Délibérément j’ai voulu mettre en lumière le paradoxe que présente ce chemin. En effet, le prophète Baruch nous dit que c’est Dieu qui le travaille, l’aplanit, le rend praticable pour son peuple, alors que l’évangile de Luc, par la bouche de Jean-Baptiste, nous dit que c’est au peuple de le préparer pour que le Seigneur vienne. Il ne s’agit pas d’une contradiction ou d’un renversement de l’approche de la foi. Il s’agit au contraire de prendre conscience que la venue du Christ est à la fois un don de Dieu, celui qu’il envoie dans le monde, celui qui va être le Verbe incarné, Dieu vivant au milieu des hommes, et en même temps un appel à tous les cœurs, à toutes les libertés à se convertir et à lui laisser la voie libre pour se rendre accessibles à cette visite du Messie. L’événement en lui-même est un événement unique : le Verbe de Dieu s’incarne et vient partager l’existence humaine. Cet événement se réalise dans un double dynamisme de la puissance miséricordieuse de Dieu qui d’une part ne cesse de mettre en œuvre de nouveaux moyens pour atteindre les hommes -en ces temps qui sont les derniers comme nous dit l’épître aux Hébreux : « ayant épuisé tous les moyens précédents, il vient lui-même en son Fils » (Héb 1, 2)-, et d’autre part met en lumière la disposition des cœurs pour accueillir et reconnaître ce don de Dieu.

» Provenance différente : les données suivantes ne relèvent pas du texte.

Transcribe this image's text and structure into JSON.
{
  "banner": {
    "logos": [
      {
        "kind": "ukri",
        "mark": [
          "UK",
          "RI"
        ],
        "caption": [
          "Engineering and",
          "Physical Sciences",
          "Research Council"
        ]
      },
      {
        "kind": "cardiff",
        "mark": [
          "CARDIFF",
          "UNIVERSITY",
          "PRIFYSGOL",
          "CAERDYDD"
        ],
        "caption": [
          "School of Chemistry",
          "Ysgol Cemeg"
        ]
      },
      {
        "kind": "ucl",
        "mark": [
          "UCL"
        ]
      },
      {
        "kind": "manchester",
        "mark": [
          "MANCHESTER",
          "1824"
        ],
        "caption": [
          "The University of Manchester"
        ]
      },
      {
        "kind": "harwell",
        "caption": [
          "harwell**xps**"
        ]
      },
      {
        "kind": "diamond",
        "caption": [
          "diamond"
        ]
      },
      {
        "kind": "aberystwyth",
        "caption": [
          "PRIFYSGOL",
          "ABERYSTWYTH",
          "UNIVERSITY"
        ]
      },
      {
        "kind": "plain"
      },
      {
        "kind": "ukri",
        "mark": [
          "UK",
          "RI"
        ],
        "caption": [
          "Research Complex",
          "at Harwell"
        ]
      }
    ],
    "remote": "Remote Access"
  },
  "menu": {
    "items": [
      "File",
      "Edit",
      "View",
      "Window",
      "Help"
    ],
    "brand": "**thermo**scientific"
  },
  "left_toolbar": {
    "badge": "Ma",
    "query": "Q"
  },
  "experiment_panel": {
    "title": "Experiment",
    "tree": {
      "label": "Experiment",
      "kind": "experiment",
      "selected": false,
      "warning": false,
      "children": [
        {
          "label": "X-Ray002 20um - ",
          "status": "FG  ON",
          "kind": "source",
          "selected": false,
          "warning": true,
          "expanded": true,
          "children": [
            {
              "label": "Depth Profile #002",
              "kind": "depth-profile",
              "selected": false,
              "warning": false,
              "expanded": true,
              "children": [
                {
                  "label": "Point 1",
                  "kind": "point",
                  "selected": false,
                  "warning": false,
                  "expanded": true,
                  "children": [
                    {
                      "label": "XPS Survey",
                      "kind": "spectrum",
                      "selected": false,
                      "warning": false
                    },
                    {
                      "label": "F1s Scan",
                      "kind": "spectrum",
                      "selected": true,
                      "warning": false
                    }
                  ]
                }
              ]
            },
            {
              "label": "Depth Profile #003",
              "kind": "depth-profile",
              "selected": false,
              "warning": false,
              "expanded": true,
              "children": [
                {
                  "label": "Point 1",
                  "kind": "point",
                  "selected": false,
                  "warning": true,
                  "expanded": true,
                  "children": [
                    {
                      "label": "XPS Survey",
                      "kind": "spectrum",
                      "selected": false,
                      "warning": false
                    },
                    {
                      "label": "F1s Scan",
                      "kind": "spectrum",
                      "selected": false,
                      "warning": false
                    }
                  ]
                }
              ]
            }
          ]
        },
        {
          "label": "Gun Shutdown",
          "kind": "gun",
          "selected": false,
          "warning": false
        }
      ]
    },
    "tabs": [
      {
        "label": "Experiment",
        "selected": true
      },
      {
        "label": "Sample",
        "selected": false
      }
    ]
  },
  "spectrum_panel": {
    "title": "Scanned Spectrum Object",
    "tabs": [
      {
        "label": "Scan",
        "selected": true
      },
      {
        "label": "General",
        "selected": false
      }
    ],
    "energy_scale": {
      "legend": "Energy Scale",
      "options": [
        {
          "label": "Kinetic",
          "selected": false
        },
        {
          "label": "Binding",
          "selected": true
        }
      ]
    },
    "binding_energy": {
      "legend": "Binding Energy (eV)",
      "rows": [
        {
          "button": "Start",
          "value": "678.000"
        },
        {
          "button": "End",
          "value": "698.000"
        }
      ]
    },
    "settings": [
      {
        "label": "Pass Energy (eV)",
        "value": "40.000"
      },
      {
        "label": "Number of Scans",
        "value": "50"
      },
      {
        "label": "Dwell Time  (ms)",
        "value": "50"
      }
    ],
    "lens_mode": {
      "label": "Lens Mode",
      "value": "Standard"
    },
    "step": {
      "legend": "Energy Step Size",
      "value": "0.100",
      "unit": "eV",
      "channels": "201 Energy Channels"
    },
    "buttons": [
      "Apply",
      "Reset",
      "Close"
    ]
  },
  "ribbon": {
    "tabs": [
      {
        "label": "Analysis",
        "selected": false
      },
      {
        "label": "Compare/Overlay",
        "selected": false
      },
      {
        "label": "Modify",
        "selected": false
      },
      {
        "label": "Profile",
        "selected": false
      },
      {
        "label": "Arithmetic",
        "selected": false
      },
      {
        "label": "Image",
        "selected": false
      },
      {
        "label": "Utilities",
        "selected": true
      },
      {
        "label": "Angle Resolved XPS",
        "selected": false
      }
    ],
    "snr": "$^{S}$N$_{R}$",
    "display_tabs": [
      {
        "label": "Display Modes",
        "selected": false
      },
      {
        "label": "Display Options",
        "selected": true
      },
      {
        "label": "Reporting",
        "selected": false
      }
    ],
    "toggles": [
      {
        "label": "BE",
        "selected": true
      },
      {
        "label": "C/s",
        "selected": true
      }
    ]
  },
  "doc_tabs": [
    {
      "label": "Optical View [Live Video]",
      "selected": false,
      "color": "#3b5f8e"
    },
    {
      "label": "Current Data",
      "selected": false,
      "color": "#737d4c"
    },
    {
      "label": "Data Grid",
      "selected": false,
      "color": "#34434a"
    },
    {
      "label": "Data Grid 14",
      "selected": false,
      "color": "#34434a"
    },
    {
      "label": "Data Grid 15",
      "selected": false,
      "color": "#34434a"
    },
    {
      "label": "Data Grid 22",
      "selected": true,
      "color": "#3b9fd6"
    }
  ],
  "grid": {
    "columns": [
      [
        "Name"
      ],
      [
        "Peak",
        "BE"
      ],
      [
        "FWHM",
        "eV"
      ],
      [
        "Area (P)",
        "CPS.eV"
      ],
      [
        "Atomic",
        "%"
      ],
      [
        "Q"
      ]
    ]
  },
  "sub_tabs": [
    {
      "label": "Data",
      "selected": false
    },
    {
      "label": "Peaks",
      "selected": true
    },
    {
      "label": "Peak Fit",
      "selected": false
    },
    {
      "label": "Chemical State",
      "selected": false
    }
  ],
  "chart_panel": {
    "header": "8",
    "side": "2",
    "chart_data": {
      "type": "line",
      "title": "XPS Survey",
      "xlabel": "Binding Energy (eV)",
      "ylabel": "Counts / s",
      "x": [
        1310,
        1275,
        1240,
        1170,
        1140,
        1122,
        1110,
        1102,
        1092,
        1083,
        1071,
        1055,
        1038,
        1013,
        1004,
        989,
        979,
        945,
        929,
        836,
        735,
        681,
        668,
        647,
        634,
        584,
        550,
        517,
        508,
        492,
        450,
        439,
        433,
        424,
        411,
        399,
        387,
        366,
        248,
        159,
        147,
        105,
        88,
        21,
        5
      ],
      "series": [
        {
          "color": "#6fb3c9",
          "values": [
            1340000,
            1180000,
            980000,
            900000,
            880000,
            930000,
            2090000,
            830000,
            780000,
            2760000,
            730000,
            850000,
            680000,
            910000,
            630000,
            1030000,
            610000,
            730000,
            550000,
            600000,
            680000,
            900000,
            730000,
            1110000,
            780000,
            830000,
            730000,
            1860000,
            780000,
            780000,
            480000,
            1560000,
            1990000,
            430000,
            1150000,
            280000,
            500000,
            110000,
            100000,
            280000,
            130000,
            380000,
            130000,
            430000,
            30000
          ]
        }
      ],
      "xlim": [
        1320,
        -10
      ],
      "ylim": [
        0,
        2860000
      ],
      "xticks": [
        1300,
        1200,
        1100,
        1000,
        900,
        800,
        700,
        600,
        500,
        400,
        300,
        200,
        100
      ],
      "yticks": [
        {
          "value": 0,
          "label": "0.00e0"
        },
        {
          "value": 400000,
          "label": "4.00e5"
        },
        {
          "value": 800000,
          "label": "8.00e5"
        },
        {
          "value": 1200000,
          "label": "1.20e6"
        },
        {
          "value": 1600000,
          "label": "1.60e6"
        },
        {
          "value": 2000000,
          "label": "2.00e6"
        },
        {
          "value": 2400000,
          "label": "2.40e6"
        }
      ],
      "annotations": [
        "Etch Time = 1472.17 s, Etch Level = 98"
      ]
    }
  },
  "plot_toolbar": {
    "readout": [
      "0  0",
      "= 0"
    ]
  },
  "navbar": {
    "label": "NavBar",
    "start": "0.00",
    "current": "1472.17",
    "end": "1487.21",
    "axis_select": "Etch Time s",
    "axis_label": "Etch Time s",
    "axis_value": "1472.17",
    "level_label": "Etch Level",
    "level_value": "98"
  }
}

Le temps de l’Avent, temps de préparation, temps d’attente et d’espérance, nous le vivons sous la double lumière de cette puissance miséricordieuse de Dieu qui vient à nous et nous appelle à la conversion. Il n’y a pas de compétition, il n’y a pas de concurrence ! On ne va pas dire : « si c’est Dieu qui fait le travail, je n’ai rien à faire ! » Et « si c’est moi qui fais le travail, Dieu n’a rien à faire. » Nous sommes unis dans la même perspective et le même objectif que le Fils de Dieu puisse venir en ce monde et qu’il y soit accueilli. Dieu prépare le chemin, non seulement pour le retour d’Israël mais aussi pour l’envoi du Messie qui va venir en ce monde. Et nous préparons le chemin non seulement pour nos pérégrinations, mais encore pour accueillir Celui qui vient nous sauver. Cette convergence de l’œuvre de Dieu et de la conversion des hommes se trouve éclairée par la parole du Christ lui-même quand il dira : « Je suis le chemin, la vérité et la vie » (Jn 14, 6). En Lui, toute la miséricorde et tout l’amour de Dieu se livrent à l’humanité. En Lui, toute la capacité d’accueil de l’humanité est portée à son maximum pour que ce don de Dieu soit reçu, reconnu et servi.

Frères et sœurs, dans chacune de nos paroisses tout au long de cette année nous allons, à l’invitation du Pape Benoît XVI, vivre l’Année de la foi, c’est-à-dire raviver cette conscience que la vie chrétienne n’est pas simplement une sorte de morale que l’on choisirait parmi d’autres, mais qu’elle est une œuvre de Dieu. Nous allons renouveler cette certitude que notre attachement à la personne du Christ n’est pas simplement le fruit d’une conscience particulièrement éclairée, mais qu’elle est la réponse de la conversion de notre vie, au don magnifique que Dieu nous fait en son Fils.

En ces jours où nous nous préparons à célébrer la nativité du Christ et l’espérance rendue visible au milieu des hommes, que Dieu nous donne de vivre dans la joie le temps de l’attente. Amen.

+ André cardinal Vingt-Trois, archevêque de Paris.